Our main results are summarized in the 2D phase diagram in Figure 9. There, we display the dependence of the diffusion exponent $\gamma$ as a function of the Lévy index $\alpha$, and resetting-time distribution exponent $\beta$. The horizontal axis $\alpha$, ranging from 0 to 2, is divided into two segments: for $0<\alpha <1$, the MSD of the free Lévy walk ($\beta =0$) exhibits ballistic growth, i.e., $\langle x^2\rangle \sim t^2$; for $1<\alpha <2$, the free MSD behaves as $\langle x^2\rangle \sim t^{3-\alpha }$; and, finally, $\alpha =2$ corresponds to the regular Brownian motion with $\langle x^2\rangle \sim t$. This defines the free diffusion exponent ${\gamma }_0$. On the vertical axis, the exponent $\beta$ characterizes resetting event frequency: a smaller $\beta$ indicates fatter tails in the resetting time distribution and less frequent resetting; a larger $\beta$ indicates thinner tails and more frequent resetting.

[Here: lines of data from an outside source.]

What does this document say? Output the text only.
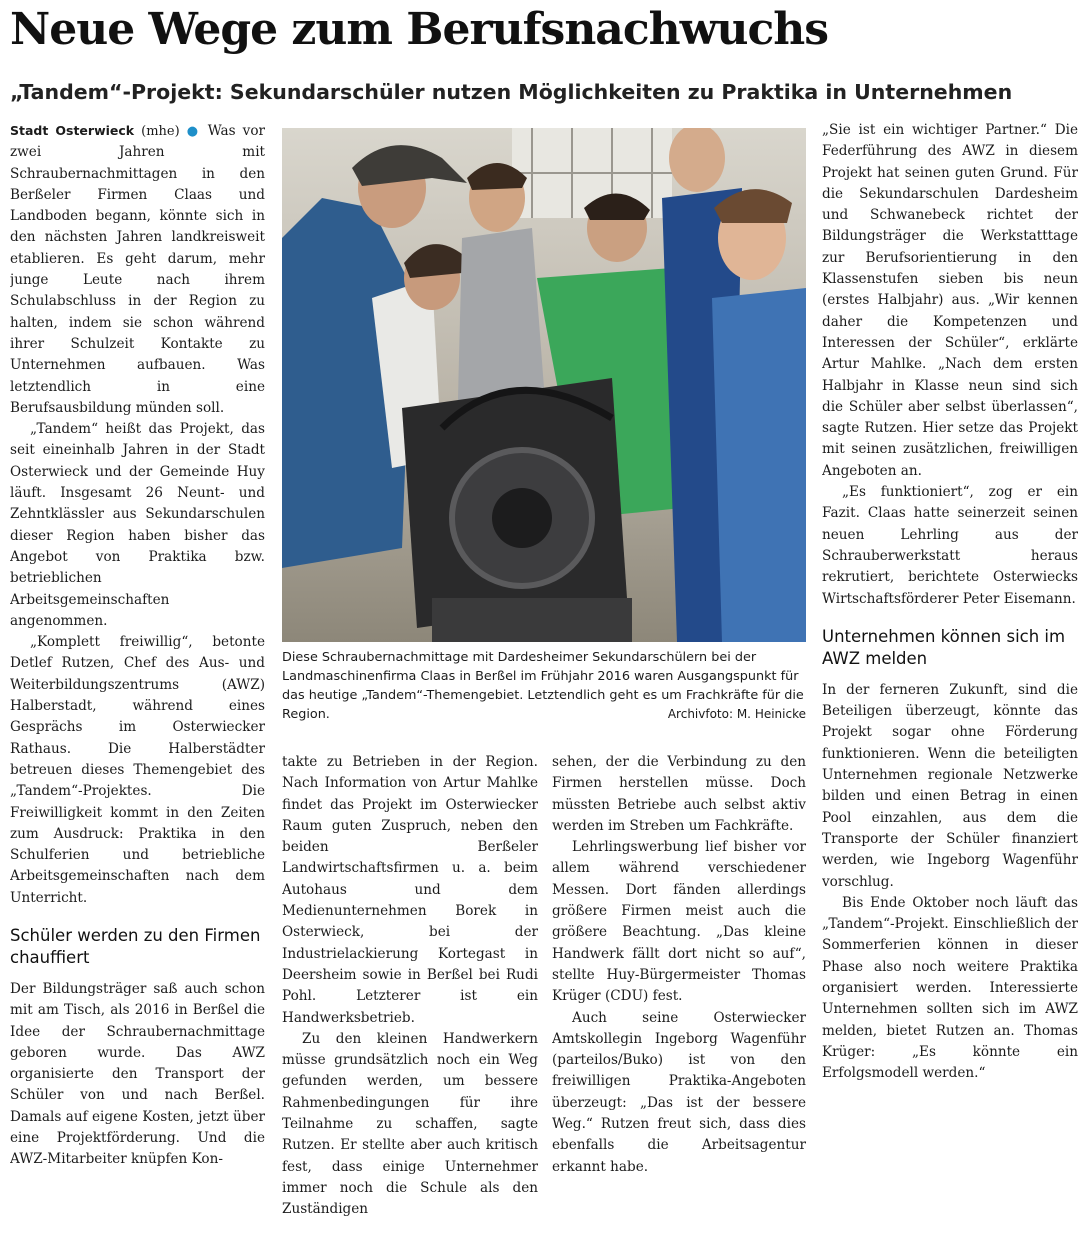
Neue Wege zum Berufsnachwuchs
„Tandem“-Projekt: Sekundarschüler nutzen Möglichkeiten zu Praktika in Unternehmen

Stadt Osterwieck (mhe) ● Was vor zwei Jahren mit Schraubernachmittagen in den Berßeler Firmen Claas und Landboden begann, könnte sich in den nächsten Jahren landkreisweit etablieren. Es geht darum, mehr junge Leute nach ihrem Schulabschluss in der Region zu halten, indem sie schon während ihrer Schulzeit Kontakte zu Unternehmen aufbauen. Was letztendlich in eine Berufsausbildung münden soll.

„Tandem“ heißt das Projekt, das seit eineinhalb Jahren in der Stadt Osterwieck und der Gemeinde Huy läuft. Insgesamt 26 Neunt- und Zehntklässler aus Sekundarschulen dieser Region haben bisher das Angebot von Praktika bzw. betrieblichen Arbeitsgemeinschaften angenommen.

„Komplett freiwillig“, betonte Detlef Rutzen, Chef des Aus- und Weiterbildungszentrums (AWZ) Halberstadt, während eines Gesprächs im Osterwiecker Rathaus. Die Halberstädter betreuen dieses Themengebiet des „Tandem“-Projektes. Die Freiwilligkeit kommt in den Zeiten zum Ausdruck: Praktika in den Schulferien und betriebliche Arbeitsgemeinschaften nach dem Unterricht.

Schüler werden zu den Firmen chauffiert

Der Bildungsträger saß auch schon mit am Tisch, als 2016 in Berßel die Idee der Schraubernachmittage geboren wurde. Das AWZ organisierte den Transport der Schüler von und nach Berßel. Damals auf eigene Kosten, jetzt über eine Projektförderung. Und die AWZ-Mitarbeiter knüpfen Kon-

Diese Schraubernachmittage mit Dardesheimer Sekundarschülern bei der Landmaschinenfirma Claas in Berßel im Frühjahr 2016 waren Ausgangspunkt für das heutige „Tandem“-Themengebiet. Letztendlich geht es um Frachkräfte für die Region.	Archivfoto: M. Heinicke

takte zu Betrieben in der Region. Nach Information von Artur Mahlke findet das Projekt im Osterwiecker Raum guten Zuspruch, neben den beiden Berßeler Landwirtschaftsfirmen u. a. beim Autohaus und dem Medienunternehmen Borek in Osterwieck, bei der Industrielackierung Kortegast in Deersheim sowie in Berßel bei Rudi Pohl. Letzterer ist ein Handwerksbetrieb.

Zu den kleinen Handwerkern müsse grundsätzlich noch ein Weg gefunden werden, um bessere Rahmenbedingungen für ihre Teilnahme zu schaffen, sagte Rutzen. Er stellte aber auch kritisch fest, dass einige Unternehmer immer noch die Schule als den Zuständigen

sehen, der die Verbindung zu den Firmen herstellen müsse. Doch müssten Betriebe auch selbst aktiv werden im Streben um Fachkräfte.

Lehrlingswerbung lief bisher vor allem während verschiedener Messen. Dort fänden allerdings größere Firmen meist auch die größere Beachtung. „Das kleine Handwerk fällt dort nicht so auf“, stellte Huy-Bürgermeister Thomas Krüger (CDU) fest.

Auch seine Osterwiecker Amtskollegin Ingeborg Wagenführ (parteilos/Buko) ist von den freiwilligen Praktika-Angeboten überzeugt: „Das ist der bessere Weg.“ Rutzen freut sich, dass dies ebenfalls die Arbeitsagentur erkannt habe.

„Sie ist ein wichtiger Partner.“ Die Federführung des AWZ in diesem Projekt hat seinen guten Grund. Für die Sekundarschulen Dardesheim und Schwanebeck richtet der Bildungsträger die Werkstatttage zur Berufsorientierung in den Klassenstufen sieben bis neun (erstes Halbjahr) aus. „Wir kennen daher die Kompetenzen und Interessen der Schüler“, erklärte Artur Mahlke. „Nach dem ersten Halbjahr in Klasse neun sind sich die Schüler aber selbst überlassen“, sagte Rutzen. Hier setze das Projekt mit seinen zusätzlichen, freiwilligen Angeboten an.

„Es funktioniert“, zog er ein Fazit. Claas hatte seinerzeit seinen neuen Lehrling aus der Schrauberwerkstatt heraus rekrutiert, berichtete Osterwiecks Wirtschaftsförderer Peter Eisemann.

Unternehmen können sich im AWZ melden

In der ferneren Zukunft, sind die Beteiligen überzeugt, könnte das Projekt sogar ohne Förderung funktionieren. Wenn die beteiligten Unternehmen regionale Netzwerke bilden und einen Betrag in einen Pool einzahlen, aus dem die Transporte der Schüler finanziert werden, wie Ingeborg Wagenführ vorschlug.

Bis Ende Oktober noch läuft das „Tandem“-Projekt. Einschließlich der Sommerferien können in dieser Phase also noch weitere Praktika organisiert werden. Interessierte Unternehmen sollten sich im AWZ melden, bietet Rutzen an. Thomas Krüger: „Es könnte ein Erfolgsmodell werden.“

As shown by the figure color code, in the $\beta <1$ region, regardless of $\alpha$ value, $\gamma ={\gamma }_0$. As $\beta$ enters the $1<\beta <{\gamma }_0+1$ range, the diffusion exponent decreases linearly as $\gamma ={\gamma }_0+1-\beta$, until it reaches zero at $\beta ={\gamma }_0+1$. When $\beta >{\gamma }_0+1$, the diffusion exponent vanishes, corresponding to the MSD converging to a constant plateau (or logarithmic divergence for singular values $\alpha =1$ and $\beta =1$).

The results presented herein demonstrate robustness against variations in the fundamental model outlined in Section 2. For instance, following Refs. [18,36], we examined the more realistic scenario of non-instantaneous stochastic resetting with ballistic return dynamics characterized by finite large speed. We found that short finite return times do not significantly modify the diffusion exponents $\gamma$, but slightly enhance the diffusion prefactors, $K^{\prime }$.